A manhã nasceu cinzenta sobre Gaedia, com nuvens baixas que se arrastavam preguiçosamente pelo céu. O ar estava pesado, quase como se a própria terra estivesse cansada, respirando devagar e com dificuldade. Kael sentia isso em cada passo que dava pela cidade mineradora, onde o minério jazia em pilhas e as ferramentas rangiam sob o peso do tempo.
As ruas estreitas e tortuosas pareciam mais apertadas naquele dia. Olhares desconfiados seguiam Kael enquanto ele passava, algumas vozes baixas cochichavam entre si, como se a simples presença dele pudesse despertar algo adormecido nas pedras que sustentavam a vila. Havia um murmúrio invisível no ar, um sussurro inquieto que nenhum homem conseguia nomear.
Kael apertava o capuz da jaqueta contra o vento gelado, tentando esconder as marcas brilhantes em seu rosto. As “sarnas de diamante” — como alguns os chamavam em segredo — agora reluziam sob a luz fraca do amanhecer, refletindo fragmentos de céu cinza, e atraíam olhares que misturavam medo, curiosidade e inveja. Ele sabia que precisava manter aquilo oculto, mas a sensação de ser observado crescia a cada instante.
No mercado central, comerciantes gritavam por clientes, levantando pequenas nuvens de poeira misturadas a fragmentos de minerais. O cheiro metálico do minério fresco impregnava o ar, um aroma que Kael sentia na pele como uma promessa e uma ameaça. Enquanto caminhava, sentiu um tremor sutil sob seus pés, um pulso ritmado, quase vivo.
O chão da cidade parecia respirar com ele.
Perto da fonte de água mineral, um grupo de mineradores se reuniu e apontou discretamente na direção de Kael. Suas vozes carregavam suspeitas e acusações veladas.
— Você sentiu o tremor ontem à noite? — perguntou um homem de rosto marcado pelo sol e pelo trabalho duro, a voz baixa e firme.
— Foi o garoto das marcas, de novo — murmurou outro, com um sorriso cínico.
Kael tentou ignorar. Sabia que não podia simplesmente se afastar; a vila precisava dele, mesmo que eles não entendessem isso. Mas a crescente tensão se tornou um peso que o apertava no peito.
De repente, uma figura surgiu do meio da multidão, rápida e ágil como um raio. Nara Velz, a cartógrafa sarcástica e destemida, avançou na frente de Kael. Seus olhos brilhavam de curiosidade e desafio.
— Vocês deviam ter mais respeito — disse ela, com voz firme, encarando os mineradores desconfiados. — O que ele carrega é mais do que vocês podem entender.
Alguns homens franziram a testa, outros desviaram o olhar. Nara olhou para Kael e deu um leve sorriso encorajador, como quem diz “estou com você”.
Kael agradeceu em silêncio, sentindo o peso da responsabilidade se transformar, por um instante, em uma tênue esperança.

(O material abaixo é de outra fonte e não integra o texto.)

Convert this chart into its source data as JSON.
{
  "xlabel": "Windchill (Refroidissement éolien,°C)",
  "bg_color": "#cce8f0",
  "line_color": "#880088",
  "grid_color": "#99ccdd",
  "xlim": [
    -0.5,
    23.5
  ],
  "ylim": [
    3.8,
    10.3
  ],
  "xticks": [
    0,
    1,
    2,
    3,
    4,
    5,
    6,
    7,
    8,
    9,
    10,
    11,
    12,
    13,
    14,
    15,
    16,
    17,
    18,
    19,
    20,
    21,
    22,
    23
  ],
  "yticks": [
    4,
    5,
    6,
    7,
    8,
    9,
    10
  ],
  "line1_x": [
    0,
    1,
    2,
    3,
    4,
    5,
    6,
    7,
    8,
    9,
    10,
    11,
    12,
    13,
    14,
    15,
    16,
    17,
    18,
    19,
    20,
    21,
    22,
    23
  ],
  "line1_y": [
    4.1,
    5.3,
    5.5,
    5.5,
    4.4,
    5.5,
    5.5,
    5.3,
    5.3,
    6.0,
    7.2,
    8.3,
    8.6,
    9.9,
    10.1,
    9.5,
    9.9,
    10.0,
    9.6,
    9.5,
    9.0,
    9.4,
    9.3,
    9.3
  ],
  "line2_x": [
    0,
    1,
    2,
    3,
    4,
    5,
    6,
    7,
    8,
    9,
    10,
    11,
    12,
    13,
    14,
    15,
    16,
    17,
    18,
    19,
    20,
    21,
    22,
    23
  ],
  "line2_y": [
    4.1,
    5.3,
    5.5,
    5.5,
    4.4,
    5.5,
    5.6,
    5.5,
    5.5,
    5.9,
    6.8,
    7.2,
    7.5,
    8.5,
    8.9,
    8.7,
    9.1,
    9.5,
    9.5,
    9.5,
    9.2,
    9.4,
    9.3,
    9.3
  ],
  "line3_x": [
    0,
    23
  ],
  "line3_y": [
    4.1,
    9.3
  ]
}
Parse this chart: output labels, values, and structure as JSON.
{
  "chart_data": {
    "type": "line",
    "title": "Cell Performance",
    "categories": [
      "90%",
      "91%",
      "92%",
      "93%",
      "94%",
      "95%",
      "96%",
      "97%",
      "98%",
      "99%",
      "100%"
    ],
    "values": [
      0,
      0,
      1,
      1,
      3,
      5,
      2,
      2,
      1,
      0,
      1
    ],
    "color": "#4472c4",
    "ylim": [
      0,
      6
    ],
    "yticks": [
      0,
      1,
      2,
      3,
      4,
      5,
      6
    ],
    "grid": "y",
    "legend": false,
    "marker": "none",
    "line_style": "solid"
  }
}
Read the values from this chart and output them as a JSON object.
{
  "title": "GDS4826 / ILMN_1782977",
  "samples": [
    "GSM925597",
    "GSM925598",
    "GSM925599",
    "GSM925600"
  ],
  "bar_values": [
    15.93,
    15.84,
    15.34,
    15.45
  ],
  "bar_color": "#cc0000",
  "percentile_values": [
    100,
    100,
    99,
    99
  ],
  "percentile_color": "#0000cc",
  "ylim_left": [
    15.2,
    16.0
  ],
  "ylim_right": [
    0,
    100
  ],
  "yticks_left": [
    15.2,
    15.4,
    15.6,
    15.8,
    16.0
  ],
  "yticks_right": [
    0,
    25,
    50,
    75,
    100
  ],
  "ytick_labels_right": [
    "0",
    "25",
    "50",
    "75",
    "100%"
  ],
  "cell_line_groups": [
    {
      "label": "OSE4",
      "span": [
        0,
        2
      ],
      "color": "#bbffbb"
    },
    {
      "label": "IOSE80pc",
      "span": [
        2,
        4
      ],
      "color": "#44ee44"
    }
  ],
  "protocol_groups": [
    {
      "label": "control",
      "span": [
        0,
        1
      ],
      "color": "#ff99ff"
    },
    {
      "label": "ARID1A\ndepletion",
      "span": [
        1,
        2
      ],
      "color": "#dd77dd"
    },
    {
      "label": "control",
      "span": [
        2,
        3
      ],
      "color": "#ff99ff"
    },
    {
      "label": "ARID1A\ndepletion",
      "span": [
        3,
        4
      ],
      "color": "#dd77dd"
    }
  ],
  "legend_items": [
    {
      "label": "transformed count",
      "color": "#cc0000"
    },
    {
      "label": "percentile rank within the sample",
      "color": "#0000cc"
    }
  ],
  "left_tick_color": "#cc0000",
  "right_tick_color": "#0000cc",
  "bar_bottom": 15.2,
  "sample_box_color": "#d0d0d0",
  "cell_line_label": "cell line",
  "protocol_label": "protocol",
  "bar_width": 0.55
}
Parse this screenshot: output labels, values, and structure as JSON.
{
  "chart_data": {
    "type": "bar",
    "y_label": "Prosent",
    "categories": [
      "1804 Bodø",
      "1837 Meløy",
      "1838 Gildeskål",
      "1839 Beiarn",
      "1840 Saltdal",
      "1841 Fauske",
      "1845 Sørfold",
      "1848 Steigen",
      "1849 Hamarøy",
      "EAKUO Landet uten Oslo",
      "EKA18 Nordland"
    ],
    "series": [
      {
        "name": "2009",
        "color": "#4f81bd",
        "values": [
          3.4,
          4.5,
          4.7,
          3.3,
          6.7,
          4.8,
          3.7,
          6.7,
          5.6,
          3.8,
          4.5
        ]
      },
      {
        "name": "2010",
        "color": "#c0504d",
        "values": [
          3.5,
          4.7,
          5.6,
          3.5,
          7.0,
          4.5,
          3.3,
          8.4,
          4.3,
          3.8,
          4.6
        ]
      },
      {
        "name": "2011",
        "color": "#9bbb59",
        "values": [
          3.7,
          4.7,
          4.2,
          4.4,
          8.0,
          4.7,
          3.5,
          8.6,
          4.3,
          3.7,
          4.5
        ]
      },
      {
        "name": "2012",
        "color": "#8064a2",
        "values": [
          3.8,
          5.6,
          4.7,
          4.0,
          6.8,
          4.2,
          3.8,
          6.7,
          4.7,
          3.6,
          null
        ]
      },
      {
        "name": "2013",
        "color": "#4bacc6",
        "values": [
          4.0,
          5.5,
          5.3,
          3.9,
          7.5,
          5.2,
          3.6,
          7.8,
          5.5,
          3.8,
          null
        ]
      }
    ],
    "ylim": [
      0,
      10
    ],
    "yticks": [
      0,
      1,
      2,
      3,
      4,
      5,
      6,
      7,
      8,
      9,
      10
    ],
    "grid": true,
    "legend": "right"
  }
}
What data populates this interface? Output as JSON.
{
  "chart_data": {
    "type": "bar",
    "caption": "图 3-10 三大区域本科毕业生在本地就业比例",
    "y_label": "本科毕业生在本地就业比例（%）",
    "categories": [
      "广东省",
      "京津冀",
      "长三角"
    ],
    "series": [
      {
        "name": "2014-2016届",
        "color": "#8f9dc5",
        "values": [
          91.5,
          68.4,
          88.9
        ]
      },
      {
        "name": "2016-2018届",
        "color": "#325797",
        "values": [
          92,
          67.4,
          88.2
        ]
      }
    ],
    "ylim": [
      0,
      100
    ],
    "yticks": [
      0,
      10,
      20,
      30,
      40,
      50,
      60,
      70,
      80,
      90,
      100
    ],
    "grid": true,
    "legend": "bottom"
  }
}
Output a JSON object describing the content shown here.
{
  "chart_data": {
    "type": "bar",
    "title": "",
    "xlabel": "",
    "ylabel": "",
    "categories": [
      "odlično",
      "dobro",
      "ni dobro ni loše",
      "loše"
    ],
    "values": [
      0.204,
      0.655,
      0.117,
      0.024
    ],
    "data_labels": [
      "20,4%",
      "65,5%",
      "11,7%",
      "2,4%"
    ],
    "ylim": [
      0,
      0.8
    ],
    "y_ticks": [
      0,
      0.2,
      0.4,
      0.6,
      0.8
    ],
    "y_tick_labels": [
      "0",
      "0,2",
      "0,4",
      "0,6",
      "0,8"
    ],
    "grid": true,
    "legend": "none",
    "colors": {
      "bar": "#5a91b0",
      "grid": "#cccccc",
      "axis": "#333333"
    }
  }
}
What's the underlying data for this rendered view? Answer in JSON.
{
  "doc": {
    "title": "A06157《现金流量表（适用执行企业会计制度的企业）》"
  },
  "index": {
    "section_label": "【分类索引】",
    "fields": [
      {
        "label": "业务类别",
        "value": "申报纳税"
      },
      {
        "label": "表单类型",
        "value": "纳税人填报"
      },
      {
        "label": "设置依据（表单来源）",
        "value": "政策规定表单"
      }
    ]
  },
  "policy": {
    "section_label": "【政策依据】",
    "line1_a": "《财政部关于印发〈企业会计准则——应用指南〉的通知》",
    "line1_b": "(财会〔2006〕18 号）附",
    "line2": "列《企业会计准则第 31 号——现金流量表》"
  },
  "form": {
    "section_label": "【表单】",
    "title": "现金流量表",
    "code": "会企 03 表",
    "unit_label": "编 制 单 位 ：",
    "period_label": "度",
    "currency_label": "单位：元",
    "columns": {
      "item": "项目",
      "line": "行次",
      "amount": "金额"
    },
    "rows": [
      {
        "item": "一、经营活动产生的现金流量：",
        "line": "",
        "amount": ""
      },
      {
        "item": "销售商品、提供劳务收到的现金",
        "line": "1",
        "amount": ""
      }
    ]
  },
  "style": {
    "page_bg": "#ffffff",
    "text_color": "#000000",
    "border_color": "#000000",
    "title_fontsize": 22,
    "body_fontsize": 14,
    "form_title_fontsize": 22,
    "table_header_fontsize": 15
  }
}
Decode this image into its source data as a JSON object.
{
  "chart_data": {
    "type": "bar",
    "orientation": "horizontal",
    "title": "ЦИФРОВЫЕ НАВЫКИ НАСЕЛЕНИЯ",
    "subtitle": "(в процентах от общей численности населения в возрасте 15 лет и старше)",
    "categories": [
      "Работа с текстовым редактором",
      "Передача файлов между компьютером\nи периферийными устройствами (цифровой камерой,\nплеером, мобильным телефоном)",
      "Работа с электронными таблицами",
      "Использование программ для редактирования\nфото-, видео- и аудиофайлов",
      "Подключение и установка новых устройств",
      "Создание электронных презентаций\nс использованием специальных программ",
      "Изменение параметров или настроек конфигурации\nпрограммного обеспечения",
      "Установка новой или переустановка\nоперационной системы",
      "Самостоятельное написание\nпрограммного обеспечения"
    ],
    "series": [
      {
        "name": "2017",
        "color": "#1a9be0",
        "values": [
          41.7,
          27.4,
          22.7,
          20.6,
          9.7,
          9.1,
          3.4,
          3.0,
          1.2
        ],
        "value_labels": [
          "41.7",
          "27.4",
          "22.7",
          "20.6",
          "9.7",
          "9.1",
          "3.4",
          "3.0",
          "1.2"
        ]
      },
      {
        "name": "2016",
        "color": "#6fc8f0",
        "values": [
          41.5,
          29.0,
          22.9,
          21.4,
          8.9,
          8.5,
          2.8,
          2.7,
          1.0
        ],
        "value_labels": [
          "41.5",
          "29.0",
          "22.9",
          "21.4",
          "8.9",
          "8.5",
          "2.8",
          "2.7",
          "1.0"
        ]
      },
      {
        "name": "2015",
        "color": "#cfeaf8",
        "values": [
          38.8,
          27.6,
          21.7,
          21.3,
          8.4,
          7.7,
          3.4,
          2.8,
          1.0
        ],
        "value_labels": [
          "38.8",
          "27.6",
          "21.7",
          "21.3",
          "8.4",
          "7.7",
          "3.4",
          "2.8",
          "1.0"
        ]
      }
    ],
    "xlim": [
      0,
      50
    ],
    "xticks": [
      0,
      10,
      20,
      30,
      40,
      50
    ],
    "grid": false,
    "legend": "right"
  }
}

O dia passou entre tarefas árduas e olhares furtivos. À tarde, Kael sentou-se perto da entrada da caverna onde trabalhava com Tragg, o velho minerólogo que sempre lhe ensinava a escutar as pedras. Tentou acalmar a inquietação crescente em seu coração.
O velho apareceu lentamente, com passos firmes, olhos que pareciam carregar o peso do mundo e a sabedoria de eras.
— O solo está inquieto, garoto — disse Tragg, sentando-se ao lado dele. — Não é só um tremor comum. É como se a terra respirasse, e não gostasse do que sente.
Kael olhou para o velho, buscando respostas nas linhas profundas do rosto dele.
— Por que isso acontece? — perguntou. — Por que eu sinto isso?
Tragg suspirou e apontou para as marcas brilhantes no rosto de Kael.
— Porque você carrega dentro de si algo que a terra não reconhece mais. É uma parte antiga, perdida, que tenta acordar. Mas quando se mexe, o mundo ao redor também sente.
Naquela noite, Kael se deitou em sua cama de pedra e metal. A cidade se aquietava, mas dentro dele, um turbilhão crescia. As “sarnas de diamante” pulsavam lentamente, iluminando seu rosto no escuro.
Ele fechou os olhos e tentou ouvir.
A respiração da terra era um sussurro, um chamado, um mistério.
E Kael sabia que não podia mais fugir.